Que va-t-il se passer après la première vague pandémique ? Une modélisation montre que le plus probable sera une persistance de la présence de SARS-CoV-2 jusqu’en 2022 au moins sous forme de vague étalée ou de vagues répétées selon l’importance des mesures de distanciation sociale.
En utilisant des données épidémiologiques US concernant l’incidence d’infections des deux beta-coronavirus saisonniers HKU1 et OC43, les auteurs modélisent l’épidémiologie de ces virus dans la population américaine, et en déduisent la durée de l’immunité homotypique, l’importance de l’immunité croisée, l’infectivité (Ro) et sa variation saisonnière.

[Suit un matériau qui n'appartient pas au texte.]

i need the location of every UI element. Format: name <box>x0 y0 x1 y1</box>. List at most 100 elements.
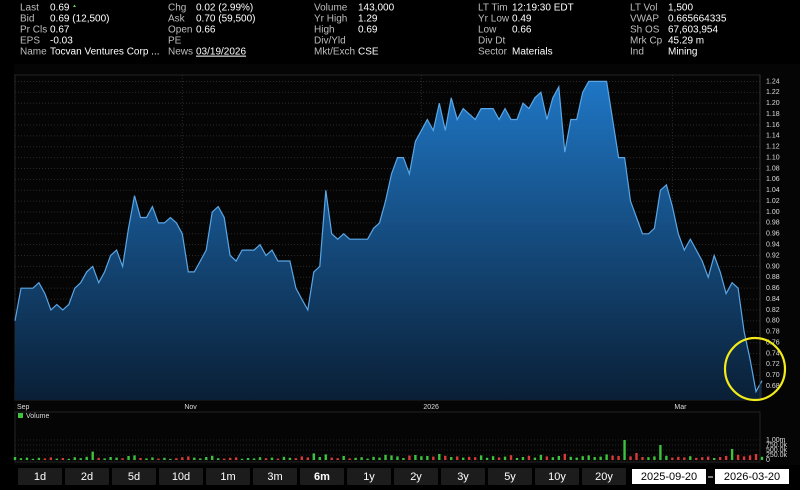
range-button[interactable] <box>488 468 532 485</box>
end-date[interactable]: 2026-03-20 <box>724 471 780 483</box>
date-field[interactable] <box>632 469 706 484</box>
volume-bar <box>467 456 471 460</box>
range-label[interactable]: 5d <box>128 471 140 483</box>
volume-bar <box>61 458 65 460</box>
range-label[interactable]: 1d <box>34 471 46 483</box>
range-button[interactable] <box>394 468 438 485</box>
volume-bar <box>545 456 549 460</box>
volume-bar <box>13 457 17 460</box>
y-tick-label: 0.86 <box>766 285 780 292</box>
volume-bar <box>462 457 465 460</box>
range-label[interactable]: 1y <box>363 471 375 483</box>
field-value: 0.49 <box>512 14 532 25</box>
volume-bar <box>760 456 764 460</box>
volume-bar <box>25 457 29 460</box>
volume-bar <box>665 455 668 460</box>
volume-bar <box>49 457 53 460</box>
volume-bar <box>31 458 35 460</box>
volume-bar <box>252 458 256 460</box>
volume-bar <box>324 454 327 460</box>
range-button[interactable] <box>441 468 485 485</box>
field-label: High <box>314 25 335 36</box>
field-value: 0.69 <box>358 25 378 36</box>
volume-bar <box>330 457 333 460</box>
range-label[interactable]: 6m <box>314 471 330 483</box>
field-label: Div Dt <box>478 36 505 47</box>
volume-bar <box>276 458 280 460</box>
range-button[interactable] <box>347 468 391 485</box>
range-button[interactable] <box>300 468 344 485</box>
volume-bar <box>479 455 483 460</box>
range-button[interactable] <box>65 468 109 485</box>
field-label: Ind <box>630 47 644 58</box>
field-label: VWAP <box>630 14 659 25</box>
volume-bar <box>354 457 357 460</box>
volume-bar <box>408 455 411 460</box>
range-label[interactable]: 3y <box>457 471 469 483</box>
volume-bar <box>133 455 136 460</box>
field-label: Ask <box>168 14 186 25</box>
volume-bar <box>754 454 758 460</box>
volume-bar <box>390 455 393 460</box>
volume-bar <box>37 457 41 460</box>
field-value[interactable]: 03/19/2026 <box>196 47 246 58</box>
field-value: -0.03 <box>50 36 73 47</box>
volume-bar <box>187 456 190 460</box>
volume-frame <box>14 411 761 463</box>
range-button[interactable] <box>159 468 203 485</box>
range-label[interactable]: 2d <box>81 471 93 483</box>
range-label[interactable]: 5y <box>504 471 516 483</box>
volume-bar <box>193 457 196 460</box>
range-button[interactable] <box>582 468 626 485</box>
volume-bar <box>312 453 315 460</box>
date-field[interactable] <box>715 469 789 484</box>
volume-bar <box>163 457 166 460</box>
range-label[interactable]: 2y <box>410 471 422 483</box>
range-label[interactable]: 10y <box>548 471 566 483</box>
field-value: CSE <box>358 47 379 58</box>
volume-bar <box>109 457 112 460</box>
y-tick-label: 0.82 <box>766 307 780 314</box>
y-tick-label: 0.74 <box>766 350 780 357</box>
range-label[interactable]: 20y <box>595 471 613 483</box>
volume-bar <box>181 457 184 460</box>
y-tick-label: 0.80 <box>766 318 780 325</box>
range-button[interactable] <box>112 468 156 485</box>
field-value: 1.29 <box>358 14 378 25</box>
y-tick-label: 1.14 <box>766 133 780 140</box>
volume-bar <box>420 456 423 460</box>
y-tick-label: 0 <box>766 457 770 464</box>
volume-bar <box>587 455 590 460</box>
volume-bar <box>581 456 584 460</box>
range-label[interactable]: 3m <box>267 471 282 483</box>
start-date[interactable]: 2025-09-20 <box>641 471 697 483</box>
volume-bar <box>742 456 746 460</box>
range-button[interactable] <box>253 468 297 485</box>
y-tick-label: 500.0k <box>766 447 788 454</box>
field-label: Open <box>168 25 192 36</box>
volume-bar <box>234 457 238 460</box>
volume-bar <box>724 456 728 460</box>
range-button[interactable] <box>535 468 579 485</box>
volume-bar <box>246 458 250 460</box>
volume-bar <box>575 457 578 460</box>
range-toolbar: 1d 2d 5d 10d 1m 3m 6m 1y 2y 3y 5y 10y 20y 2025-09-20 2… <box>18 468 789 485</box>
volume-bar <box>151 457 154 460</box>
y-tick-label: 0.72 <box>766 361 780 368</box>
volume-bar <box>127 456 130 460</box>
field-value: 12:19:30 EDT <box>512 3 574 14</box>
volume-bar <box>641 457 644 460</box>
volume-bar <box>432 456 435 460</box>
volume-bar <box>569 456 572 460</box>
volume-bar <box>593 457 596 460</box>
range-label[interactable]: 10d <box>172 471 190 483</box>
volume-bar <box>503 456 507 460</box>
range-button[interactable] <box>206 468 250 485</box>
volume-bar <box>671 457 674 460</box>
volume-bar <box>617 456 620 460</box>
volume-bar <box>677 456 680 460</box>
range-label[interactable]: 1m <box>220 471 235 483</box>
volume-bar <box>491 456 495 460</box>
range-button[interactable] <box>18 468 62 485</box>
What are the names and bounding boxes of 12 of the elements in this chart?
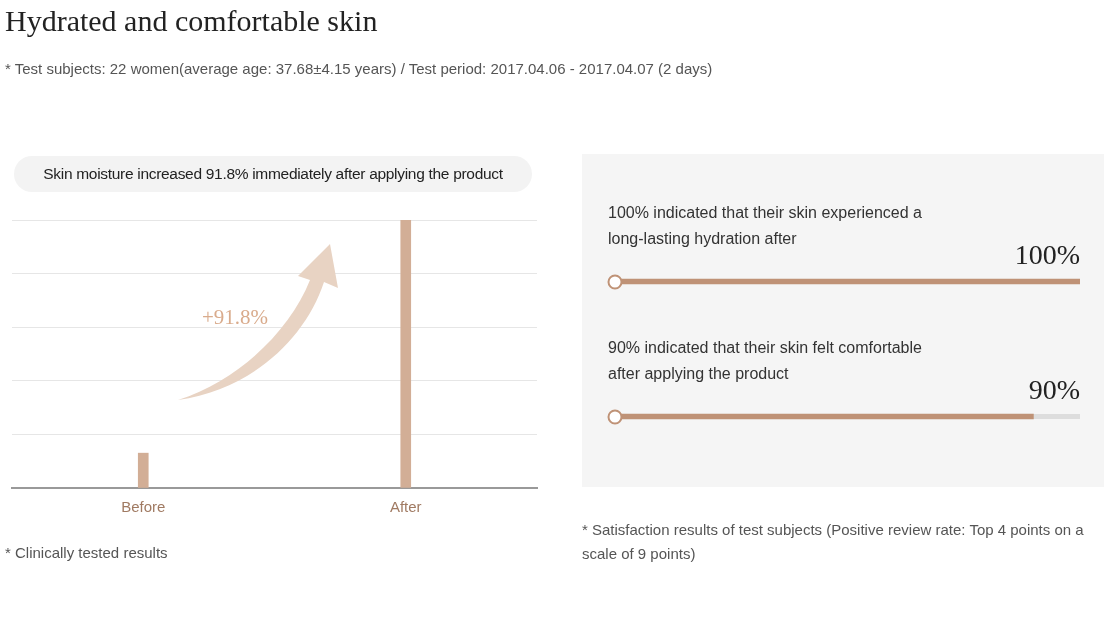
- text: * Clinically tested results: [5, 544, 168, 561]
- x-tick-label: Before: [121, 498, 166, 516]
- data-label: 100%: [1014, 238, 1080, 270]
- category-label: 90% indicated that their skin felt comfortable after applying the product: [608, 338, 922, 382]
- chart-title: Hydrated and comfortable skin: [5, 4, 378, 38]
- data-label: 90%: [1028, 373, 1080, 405]
- x-tick-label: After: [389, 498, 422, 516]
- text: * Satisfaction results of test subjects (Positive review rate: Top 4 points on a scale of 9 points): [582, 520, 1085, 564]
- annotation: +91.8%: [201, 304, 269, 329]
- category-label: 100% indicated that their skin experienced a long-lasting hydration after: [608, 203, 922, 247]
- text: Skin moisture increased 91.8% immediately after applying the product: [14, 156, 532, 192]
- chart-subtitle: * Test subjects: 22 women(average age: 37.68±4.15 years) / Test period: 2017.04.06 - 2017.04.07 (2 days): [5, 60, 713, 77]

Ils examinent ensuite l’effet de l’introduction d’un troisième larron : SARS-CoV-2. Ils assument, pour ce virus une durée de latence et d’infectivité proche de celle des autres coronavirus, et font varier la durée d’immunité, l’immunité croisée, le Ro maximum et sa variation saisonnière dans des fourchettes plausibles. Pour chaque ensemble de ces paramètres, ils prédisent le nombre d’infections annuelles, et leur prévalence maximale (pic) jusqu’en 2025.
Après la vague initiale, la dynamique des infections peut être catégorisée en épidémies annuelles, bisannuelles, sporadiques, ou élimination. Globalement, plus l’immunité résiduelle est faible, plus nombreux seront les cas. Un début automnal et un effet minimal de la saison augmentent la taille des épidémies.
Dans tous les cas de figures, SARS-CoV-2 est capable de causer des épidémies sérieuses mais plus particulièrement si elle débute tôt durant la mauvaise saison. Si l’immunité laissée par SARS-CoV-2 n’est pas permanente, il va établir une circulation à long terme. Si elle est de courte durée (e.g. 40 semaines, comme HKU1 ou OC43), cela favoriserait des épidémies annuelles et bisannuelles si l’immunité est quelque peu plus durable.
Une forte variation de l’infectivité avec la saison (e.g. >40% de baisse de Ro à la belle saison) réduit le pic d’incidence de la première vague, mais en laissant plus d’individus susceptibles, conduit à des vagues secondaires plus importantes. En variant le degré d’immunité croisée, on peut prédire soit que les virus saisonniers pourraient faire disparaître SARS-CoV-2 pendant quelques années, ou inversement SARS-CoV-2 pourrait faire disparaître les coronavirus saisonniers.
Les auteurs examinent aussi l’effet sur leurs modélisations de mesures de distanciation (se traduisant par une réduction jusqu’à 60% de Ro), permanentes ou appliquées de manière intermittente. Ils montrent que dans la plupart des hypothèses, en l’absence de mesures de distanciation, la capacité maximale de prise en charge en soins intensifs est largement dépassée. Pour l’éviter, il serait nécessaire de prolonger ou réactiver de manière intermittente la distanciation sociale jusqu’en 2022. Dans tous les cas de figures, si la distanciation réduit le pic d’incidence de l’épidémie initiale, la levée des mesures s’accompagne d’une résurgence. Plus la distanciation est efficace, plus l’épidémie qui y fait suite s’approche de la taille de l’épidémie sans mesure de distanciation.
Il est donc hautement probable qu’il faille maintenir jusqu’en 2022 une politique de distanciation sociale intermittente réglée par exemple sur le risque de saturation des lits de soins intensifs, en tenant compte du délai de trois semaines en moyenne entre le début de la distanciation et le pic d’admission en soins intensifs (comme on freine par intermittence sur la neige lorsqu’on se met à déraper) ou mieux sur une politique intense de dépistage de l’infection. Evidemment, l’introduction d’un traitement ou d’un vaccin efficace réduirait le besoin en distanciation. Une augmentation de la capacité en soins intensifs aurait le même effet, mais sans réduire la morbidité et une partie de la mortalité !
Commentaire
Il y a peu de chances que SARS-CoV-2 puisse être éliminé, plus encore dans une perspective globale. Un traitement efficace, un vaccin, ou une augmentation de la capacité en lits de soins intensifs pourrait diminuer la nécessité d’imposer des mesures de distanciation sociale.
Il faut accepter que SARS-CoV-2 va nous demander une attention particulière, selon les disponibilités de matériel, en termes :
Et ceci au moins à moyen terme.
Informer et éduquer la population à l’observation la plus intelligente des mesures de distanciation sociale est donc de la plus grande importance.